DIE MORPURGO
Ein Zweig der Familie Marbourg – dessen Stammvater Israel Isserlein zu sein scheint, der Ende des 14. Jahrhunderts in der Steiermark geboren wurde – ließ sich Ende des 18. Jahrhunderts in Triest nieder, wo sie den Namen Morpurgo annahmen und der als solches bis heute bestehen bleibt. Insbesondere Carlo Marco, Onkel des Spenders, ist unter ihnen in Erinnerung geblieben. 1854 gründete er zunächst die Bank »Mondolfo und Morpurgo«, später die Bank »Fano und Morpurgo« und knüpfte Handelsbeziehungen zu verschiedenen Weltmächten, die dem österreichischungarischen Reich sehr zugute kamen. Wegen seiner unternehmerischen und diplomatischen Fähigkeiten erhielt er zwischen 1861 und 1872 zahlreiche Ehrentitel von Tunesien, Italien, Frankreich, Spanien und von Österreich, das ihn zum Baron machte. Seine Großzügigkeit wird durch Vermächtnisse und Schenkungen belegt: Das Stadtmuseum Morpurgo ist nach wie vor ein greifbares und prestigeträchtiges Beispiel für diese Großzügigkeit.
DER PALAST
An der Ecke Via Imbriani 5 und Via Mazzini 42 steht der Morpurgo Palast, ein majestätisches Gebäude, das 1875 von Giovanni Berlam, einem der berühmtesten und begehrtesten Architekten der damaligen Zeit, entworfen wurde. Die schlicht geschmückten Fassaden erstrecken sich über vier Stockwerke, denen vier Balkone eine schöne optische Bewegung verleihen. An der Hauptfassade, über dem Haupteingang von Via Imbriani, sind die Balkone größer. Im zweiten Stockwerk befindet sich die Wohnung, die ab 1878 von Giacomo und Francesca Morpurgo mit ihren Söhnen Matilde und Mario bewohnt wurde, mit einer Fläche von ca. 600 m².

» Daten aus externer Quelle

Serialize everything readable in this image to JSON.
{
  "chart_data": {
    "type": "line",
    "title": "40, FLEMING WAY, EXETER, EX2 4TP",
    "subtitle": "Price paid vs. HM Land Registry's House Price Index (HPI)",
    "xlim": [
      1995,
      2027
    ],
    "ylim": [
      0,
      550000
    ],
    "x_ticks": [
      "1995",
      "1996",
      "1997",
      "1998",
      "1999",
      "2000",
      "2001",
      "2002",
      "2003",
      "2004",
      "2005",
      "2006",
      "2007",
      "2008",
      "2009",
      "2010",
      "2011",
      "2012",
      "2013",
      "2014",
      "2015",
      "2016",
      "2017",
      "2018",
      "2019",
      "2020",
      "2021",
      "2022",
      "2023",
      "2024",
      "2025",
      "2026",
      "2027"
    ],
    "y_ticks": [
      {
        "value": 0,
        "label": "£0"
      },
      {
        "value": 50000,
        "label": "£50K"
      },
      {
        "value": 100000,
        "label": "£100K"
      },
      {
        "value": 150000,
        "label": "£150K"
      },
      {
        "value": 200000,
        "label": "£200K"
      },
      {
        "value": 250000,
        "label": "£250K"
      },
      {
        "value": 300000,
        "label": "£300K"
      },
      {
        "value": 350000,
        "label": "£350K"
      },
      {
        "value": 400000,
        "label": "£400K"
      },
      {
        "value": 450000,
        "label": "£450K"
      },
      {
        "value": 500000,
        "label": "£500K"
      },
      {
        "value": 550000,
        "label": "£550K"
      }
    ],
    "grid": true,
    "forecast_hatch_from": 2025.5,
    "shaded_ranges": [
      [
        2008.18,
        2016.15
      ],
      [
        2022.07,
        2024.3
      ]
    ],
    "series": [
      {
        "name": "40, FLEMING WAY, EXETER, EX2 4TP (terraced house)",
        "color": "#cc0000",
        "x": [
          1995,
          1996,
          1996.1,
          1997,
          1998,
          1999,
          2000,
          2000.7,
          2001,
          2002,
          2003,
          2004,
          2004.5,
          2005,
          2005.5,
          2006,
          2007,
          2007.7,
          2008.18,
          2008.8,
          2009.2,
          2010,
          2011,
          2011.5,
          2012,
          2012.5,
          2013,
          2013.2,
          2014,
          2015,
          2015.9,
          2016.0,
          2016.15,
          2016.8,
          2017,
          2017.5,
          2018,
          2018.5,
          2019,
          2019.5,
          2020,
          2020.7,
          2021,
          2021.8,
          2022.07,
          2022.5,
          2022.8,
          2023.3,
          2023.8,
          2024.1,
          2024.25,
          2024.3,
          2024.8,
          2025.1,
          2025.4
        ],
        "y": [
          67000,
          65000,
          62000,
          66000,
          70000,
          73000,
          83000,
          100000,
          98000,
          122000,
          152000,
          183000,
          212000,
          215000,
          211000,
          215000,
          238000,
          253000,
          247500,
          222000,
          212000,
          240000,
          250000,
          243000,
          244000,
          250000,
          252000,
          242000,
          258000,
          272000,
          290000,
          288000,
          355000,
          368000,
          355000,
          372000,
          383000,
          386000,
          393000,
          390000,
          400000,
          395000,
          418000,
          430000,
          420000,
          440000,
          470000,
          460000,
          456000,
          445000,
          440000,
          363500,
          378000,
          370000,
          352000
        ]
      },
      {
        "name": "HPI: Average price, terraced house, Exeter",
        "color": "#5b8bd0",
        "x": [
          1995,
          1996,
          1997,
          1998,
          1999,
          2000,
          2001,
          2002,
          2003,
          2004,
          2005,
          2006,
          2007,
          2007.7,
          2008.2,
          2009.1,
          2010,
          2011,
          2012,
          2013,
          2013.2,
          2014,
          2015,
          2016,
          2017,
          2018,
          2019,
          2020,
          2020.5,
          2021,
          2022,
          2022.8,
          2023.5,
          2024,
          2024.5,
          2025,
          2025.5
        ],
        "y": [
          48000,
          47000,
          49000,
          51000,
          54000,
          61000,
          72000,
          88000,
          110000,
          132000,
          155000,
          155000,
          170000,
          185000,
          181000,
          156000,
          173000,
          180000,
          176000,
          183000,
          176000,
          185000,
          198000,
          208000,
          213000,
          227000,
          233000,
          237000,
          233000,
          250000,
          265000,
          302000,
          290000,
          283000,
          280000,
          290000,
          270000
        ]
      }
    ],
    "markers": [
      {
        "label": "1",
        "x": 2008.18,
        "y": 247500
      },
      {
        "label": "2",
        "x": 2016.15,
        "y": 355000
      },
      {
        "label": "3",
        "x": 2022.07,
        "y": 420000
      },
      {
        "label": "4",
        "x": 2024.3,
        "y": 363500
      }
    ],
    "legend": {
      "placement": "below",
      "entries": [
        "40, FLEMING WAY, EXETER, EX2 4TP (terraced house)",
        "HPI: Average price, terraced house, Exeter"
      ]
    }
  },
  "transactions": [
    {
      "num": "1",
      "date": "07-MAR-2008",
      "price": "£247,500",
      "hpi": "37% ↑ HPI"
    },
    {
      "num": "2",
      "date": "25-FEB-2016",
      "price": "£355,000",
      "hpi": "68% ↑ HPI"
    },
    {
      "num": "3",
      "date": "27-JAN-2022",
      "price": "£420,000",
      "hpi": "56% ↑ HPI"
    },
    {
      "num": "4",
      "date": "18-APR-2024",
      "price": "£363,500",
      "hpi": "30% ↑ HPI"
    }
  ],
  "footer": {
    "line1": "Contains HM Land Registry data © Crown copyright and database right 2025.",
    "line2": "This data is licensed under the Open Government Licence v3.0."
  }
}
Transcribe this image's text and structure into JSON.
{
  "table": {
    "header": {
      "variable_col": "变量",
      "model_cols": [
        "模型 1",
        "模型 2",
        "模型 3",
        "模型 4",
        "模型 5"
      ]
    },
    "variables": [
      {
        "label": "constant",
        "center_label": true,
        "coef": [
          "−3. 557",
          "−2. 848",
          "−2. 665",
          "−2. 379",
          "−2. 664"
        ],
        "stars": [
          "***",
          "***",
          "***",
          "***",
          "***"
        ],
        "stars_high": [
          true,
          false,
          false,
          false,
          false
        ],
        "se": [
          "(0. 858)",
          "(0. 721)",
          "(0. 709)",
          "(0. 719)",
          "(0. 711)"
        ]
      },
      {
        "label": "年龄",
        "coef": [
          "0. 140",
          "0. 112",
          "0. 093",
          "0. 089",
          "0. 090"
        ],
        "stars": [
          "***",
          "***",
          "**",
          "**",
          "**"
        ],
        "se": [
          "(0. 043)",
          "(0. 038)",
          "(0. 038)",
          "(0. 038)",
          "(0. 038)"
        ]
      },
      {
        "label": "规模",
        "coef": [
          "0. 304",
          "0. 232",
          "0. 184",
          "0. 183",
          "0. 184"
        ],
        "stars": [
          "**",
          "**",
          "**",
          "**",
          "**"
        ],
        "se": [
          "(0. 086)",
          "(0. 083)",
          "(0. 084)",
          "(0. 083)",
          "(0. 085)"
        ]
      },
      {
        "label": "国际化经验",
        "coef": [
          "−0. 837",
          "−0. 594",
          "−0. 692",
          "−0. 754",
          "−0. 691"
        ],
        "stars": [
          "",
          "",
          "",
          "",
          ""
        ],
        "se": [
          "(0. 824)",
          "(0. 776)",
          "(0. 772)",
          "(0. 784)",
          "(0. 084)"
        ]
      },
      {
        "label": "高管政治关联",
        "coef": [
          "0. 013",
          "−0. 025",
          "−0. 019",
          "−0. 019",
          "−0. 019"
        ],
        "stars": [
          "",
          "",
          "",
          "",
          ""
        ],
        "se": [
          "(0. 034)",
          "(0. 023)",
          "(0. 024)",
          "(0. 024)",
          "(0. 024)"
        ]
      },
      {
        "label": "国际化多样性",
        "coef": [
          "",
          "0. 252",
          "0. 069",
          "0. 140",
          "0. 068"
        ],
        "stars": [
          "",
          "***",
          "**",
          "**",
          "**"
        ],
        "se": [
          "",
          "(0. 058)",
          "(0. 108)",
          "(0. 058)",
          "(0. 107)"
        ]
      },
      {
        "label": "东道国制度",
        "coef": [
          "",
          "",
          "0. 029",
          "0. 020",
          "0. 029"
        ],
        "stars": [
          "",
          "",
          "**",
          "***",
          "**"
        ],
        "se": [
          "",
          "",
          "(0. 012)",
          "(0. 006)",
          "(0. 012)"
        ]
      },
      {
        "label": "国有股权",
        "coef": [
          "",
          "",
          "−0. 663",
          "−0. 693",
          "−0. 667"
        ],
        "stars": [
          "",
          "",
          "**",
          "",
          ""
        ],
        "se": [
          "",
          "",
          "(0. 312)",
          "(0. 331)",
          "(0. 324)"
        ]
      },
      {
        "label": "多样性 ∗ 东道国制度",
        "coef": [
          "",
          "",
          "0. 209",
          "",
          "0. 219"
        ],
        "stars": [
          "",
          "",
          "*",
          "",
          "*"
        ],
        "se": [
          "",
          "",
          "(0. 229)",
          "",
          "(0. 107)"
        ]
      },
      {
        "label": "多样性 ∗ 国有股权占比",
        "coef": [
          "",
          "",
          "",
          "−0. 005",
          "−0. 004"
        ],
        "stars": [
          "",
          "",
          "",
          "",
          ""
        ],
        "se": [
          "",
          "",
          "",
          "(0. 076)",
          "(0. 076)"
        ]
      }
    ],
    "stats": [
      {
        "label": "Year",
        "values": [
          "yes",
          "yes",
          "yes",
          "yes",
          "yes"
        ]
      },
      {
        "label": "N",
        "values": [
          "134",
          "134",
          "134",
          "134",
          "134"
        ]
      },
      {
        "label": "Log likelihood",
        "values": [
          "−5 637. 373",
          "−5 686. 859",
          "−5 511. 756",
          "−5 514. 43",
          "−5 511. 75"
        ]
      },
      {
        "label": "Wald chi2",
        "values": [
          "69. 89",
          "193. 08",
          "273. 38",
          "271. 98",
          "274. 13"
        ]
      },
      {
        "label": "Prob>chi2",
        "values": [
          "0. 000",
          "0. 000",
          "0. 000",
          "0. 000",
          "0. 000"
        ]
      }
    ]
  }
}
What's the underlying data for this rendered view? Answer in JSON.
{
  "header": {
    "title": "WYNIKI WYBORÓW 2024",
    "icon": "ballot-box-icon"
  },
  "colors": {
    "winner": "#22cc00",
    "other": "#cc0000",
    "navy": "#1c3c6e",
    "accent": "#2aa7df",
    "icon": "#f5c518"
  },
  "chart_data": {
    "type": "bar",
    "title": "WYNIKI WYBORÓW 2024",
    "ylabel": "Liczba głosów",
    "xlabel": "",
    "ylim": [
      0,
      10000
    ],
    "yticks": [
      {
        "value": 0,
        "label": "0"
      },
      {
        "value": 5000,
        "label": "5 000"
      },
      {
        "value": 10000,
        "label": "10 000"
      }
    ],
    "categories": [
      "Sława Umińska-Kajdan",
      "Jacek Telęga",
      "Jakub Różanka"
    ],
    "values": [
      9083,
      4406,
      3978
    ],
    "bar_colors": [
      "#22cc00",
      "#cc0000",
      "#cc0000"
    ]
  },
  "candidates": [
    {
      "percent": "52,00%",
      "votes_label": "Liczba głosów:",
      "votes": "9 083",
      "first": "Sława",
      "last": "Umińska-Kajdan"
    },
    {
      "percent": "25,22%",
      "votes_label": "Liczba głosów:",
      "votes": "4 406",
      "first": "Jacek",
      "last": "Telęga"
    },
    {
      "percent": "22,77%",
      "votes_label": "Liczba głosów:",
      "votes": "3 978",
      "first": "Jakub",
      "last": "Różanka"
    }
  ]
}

Die Repräsentationsräume erstrecken sich der Hauptfassade entlang, die privaten Räume an der Seitenfassade, während sich im inneren Teil des Gebäudes, erhellt durch einen großen Innenhof, die Küche und die Diensträume befinden. Die Wohnung hat zwei Eingänge, den Haupteingang (der heute noch benutzt wird) für die Gastgeber und ihre Gäste und den Eingang für Lieferanten und Dienerschaft, der sich am Ende des Korridors befindet und durch den Innenhof erreicht werden kann.
DER BESUCH
Bereits im Atrium, das mit einer orientalischen Holzkassettendecke geschmückt ist, wo das Porträt von Mario Morpurgo auffällt, zeigt sich ein prächtiges Beispiel für ein bürgerliches Haus aus dem späten 19. Jahrhundert. Es ist mit fürstlicher Pracht ausgestattet und zeichnet sich durch den Reichtum seiner Innenräume aus, die alle original sind und jeweils einen anderen historischen Stil repräsentieren, je nach dem Geschmack der Zeit. Die Wohnung gliedert sich in Repräsentationsräume, wie das Musikzimmer, das Esszimmer und die Wohnzimmer, unter denen sich das weibliche und männliche Wohnzimmer (den sogenannten fumoir) durch Vollständigkeit und Originalität auszeichnen; in privaten Räumen, wie Schlafzimmern, dem Arbeitszimmer, der Bibliothek; in Dienerschaftsräumen, wie Schlafzimmern, der Küche, der Speisekammer. Wie es der aristokratische Brauch verlangte, kommunizierten alle Räume miteinander.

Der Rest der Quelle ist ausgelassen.